Cientistas identificam genoma mais antigo dos humanos modernos. (Créditos fotográficos: Martin Frouz)

Como resultado, todas as pessoas fora de África transportam cerca de 2% a 3% de ADN Neanderthal. Nos genomas humanos modernos, esses segmentos de ADN Neanderthal tornaram-se cada vez mais curtos ao longo do tempo e a sua duração pode ser usada para estimar quando um indivíduo viveu. Dados arqueológicos, publicados no ano passado, sugerem ainda que os humanos modernos já estavam presentes no sudeste da Europa há 47-43 mil anos, mas, devido à escassez de fósseis humanos bastante completos e à falta de DNA genómico, há pouca compreensão de quem foram estes primeiros colonos humanos – ou sobre as suas relações com grupos humanos antigos e actuais.

aLocais da caverna Koněprusy, onde os restos humanos de Zlatý kůň foram encontrados, e de outros fósseis com idade de, pelo menos, 40.000 anos que forneceram dados de todo o genoma (Ust’-Ishim, Oase 1 e Tianyuan) ou mtDNA (Fumane 2 e Bacho Kiro).
bReconstrução virtual baseada em microtomografia computadorizada do crânio de Zlatý kůň em vista frontal e lateral. O mapa em a foi criado com QGIS47 usando dados vetoriais Natural Earth48.
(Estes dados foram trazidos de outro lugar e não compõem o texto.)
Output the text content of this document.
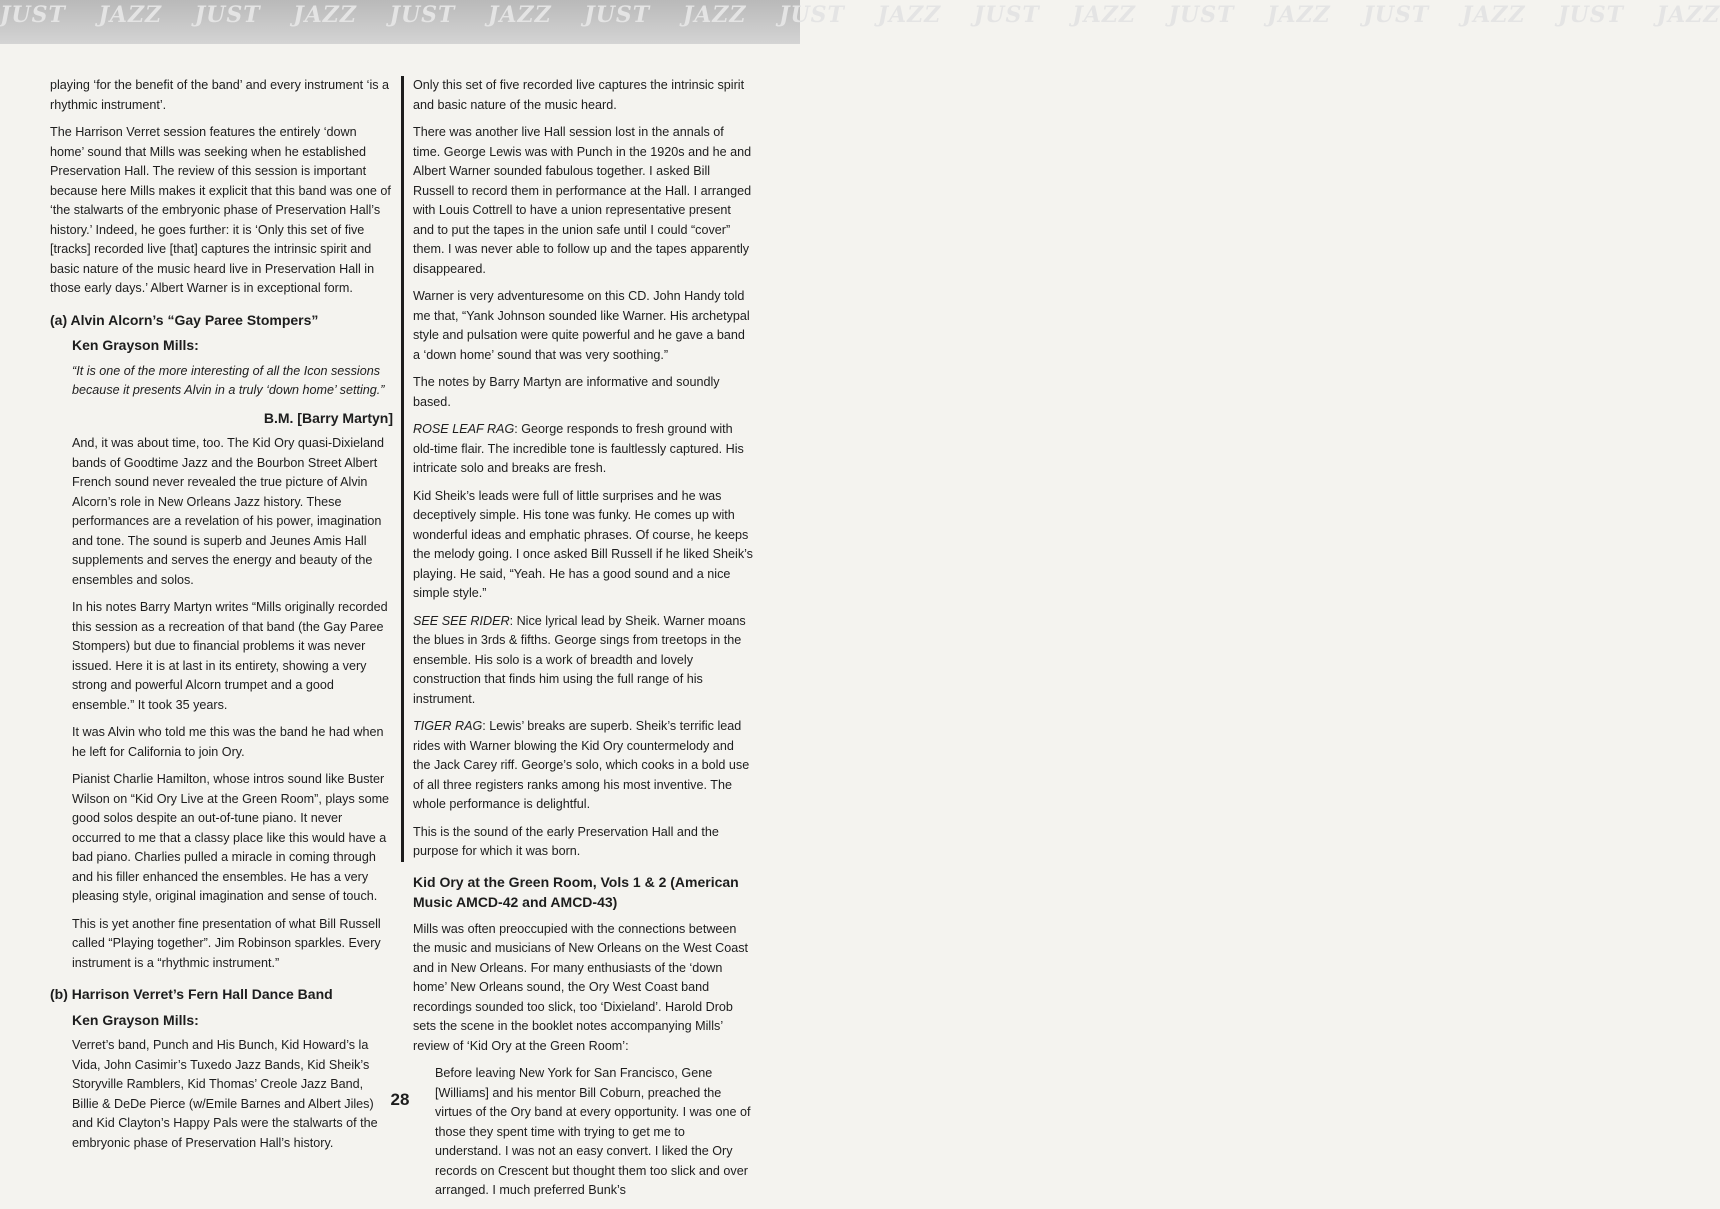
JUST JAZZ JUST JAZZ JUST JAZZ JUST JAZZ JUST JAZZ JUST JAZZ JUST JAZZ JUST JAZZ JUST JAZZ

playing ‘for the benefit of the band’ and every instrument ‘is a rhythmic instrument’.

The Harrison Verret session features the entirely ‘down home’ sound that Mills was seeking when he established Preservation Hall. The review of this session is important because here Mills makes it explicit that this band was one of ‘the stalwarts of the embryonic phase of Preservation Hall’s history.’ Indeed, he goes further: it is ‘Only this set of five [tracks] recorded live [that] captures the intrinsic spirit and basic nature of the music heard live in Preservation Hall in those early days.’ Albert Warner is in exceptional form.

(a) Alvin Alcorn’s “Gay Paree Stompers”
Ken Grayson Mills:

“It is one of the more interesting of all the Icon sessions because it presents Alvin in a truly ‘down home’ setting.”

B.M. [Barry Martyn]

And, it was about time, too. The Kid Ory quasi-Dixieland bands of Goodtime Jazz and the Bourbon Street Albert French sound never revealed the true picture of Alvin Alcorn’s role in New Orleans Jazz history. These performances are a revelation of his power, imagination and tone. The sound is superb and Jeunes Amis Hall supplements and serves the energy and beauty of the ensembles and solos.

In his notes Barry Martyn writes “Mills originally recorded this session as a recreation of that band (the Gay Paree Stompers) but due to financial problems it was never issued. Here it is at last in its entirety, showing a very strong and powerful Alcorn trumpet and a good ensemble.” It took 35 years.

It was Alvin who told me this was the band he had when he left for California to join Ory.

Pianist Charlie Hamilton, whose intros sound like Buster Wilson on “Kid Ory Live at the Green Room”, plays some good solos despite an out-of-tune piano. It never occurred to me that a classy place like this would have a bad piano. Charlies pulled a miracle in coming through and his filler enhanced the ensembles. He has a very pleasing style, original imagination and sense of touch.

This is yet another fine presentation of what Bill Russell called “Playing together”. Jim Robinson sparkles. Every instrument is a “rhythmic instrument.”

(b) Harrison Verret’s Fern Hall Dance Band
Ken Grayson Mills:

Verret’s band, Punch and His Bunch, Kid Howard’s la Vida, John Casimir’s Tuxedo Jazz Bands, Kid Sheik’s Storyville Ramblers, Kid Thomas’ Creole Jazz Band, Billie & DeDe Pierce (w/Emile Barnes and Albert Jiles) and Kid Clayton’s Happy Pals were the stalwarts of the embryonic phase of Preservation Hall’s history.

Only this set of five recorded live captures the intrinsic spirit and basic nature of the music heard.

There was another live Hall session lost in the annals of time. George Lewis was with Punch in the 1920s and he and Albert Warner sounded fabulous together. I asked Bill Russell to record them in performance at the Hall. I arranged with Louis Cottrell to have a union representative present and to put the tapes in the union safe until I could “cover” them. I was never able to follow up and the tapes apparently disappeared.

Warner is very adventuresome on this CD. John Handy told me that, “Yank Johnson sounded like Warner. His archetypal style and pulsation were quite powerful and he gave a band a ‘down home’ sound that was very soothing.”

The notes by Barry Martyn are informative and soundly based.

ROSE LEAF RAG: George responds to fresh ground with old-time flair. The incredible tone is faultlessly captured. His intricate solo and breaks are fresh.

Kid Sheik’s leads were full of little surprises and he was deceptively simple. His tone was funky. He comes up with wonderful ideas and emphatic phrases. Of course, he keeps the melody going. I once asked Bill Russell if he liked Sheik’s playing. He said, “Yeah. He has a good sound and a nice simple style.”

SEE SEE RIDER: Nice lyrical lead by Sheik. Warner moans the blues in 3rds & fifths. George sings from treetops in the ensemble. His solo is a work of breadth and lovely construction that finds him using the full range of his instrument.

TIGER RAG: Lewis’ breaks are superb. Sheik’s terrific lead rides with Warner blowing the Kid Ory countermelody and the Jack Carey riff. George’s solo, which cooks in a bold use of all three registers ranks among his most inventive. The whole performance is delightful.

This is the sound of the early Preservation Hall and the purpose for which it was born.

Kid Ory at the Green Room, Vols 1 & 2 (American Music AMCD-42 and AMCD-43)

Mills was often preoccupied with the connections between the music and musicians of New Orleans on the West Coast and in New Orleans. For many enthusiasts of the ‘down home’ New Orleans sound, the Ory West Coast band recordings sounded too slick, too ‘Dixieland’. Harold Drob sets the scene in the booklet notes accompanying Mills’ review of ‘Kid Ory at the Green Room’:

Before leaving New York for San Francisco, Gene [Williams] and his mentor Bill Coburn, preached the virtues of the Ory band at every opportunity. I was one of those they spent time with trying to get me to understand. I was not an easy convert. I liked the Ory records on Crescent but thought them too slick and over arranged. I much preferred Bunk’s

28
Num novo estudo, publicado em 7 de Abril de 2021, na revista Nature Ecology & Evolution, uma equipa internacional de investigadores relata o que é, provavelmente, o mais antigo genoma humano moderno sequenciado até então. Descoberta pela primeira vez, na Chéquia (ou República Checa), a mulher da espécie Homo sapiens, conhecida pelos investigadores como Zlatý kůň (“cavalo dourado”, em Checo), exibia extensões mais longas de ADN Neandertal do que o indivíduo Ust’-Ishim, de há 45 mil anos, encontrado na Sibéria, que era o mais antigo genoma humano moderno conhecido, ainda recentemente. A análise genética sugere que ela, Zlatý kůň, fazia parte de uma população que se formou antes das populações que deram origem à divisão entre europeus e asiáticos dos dias de hoje.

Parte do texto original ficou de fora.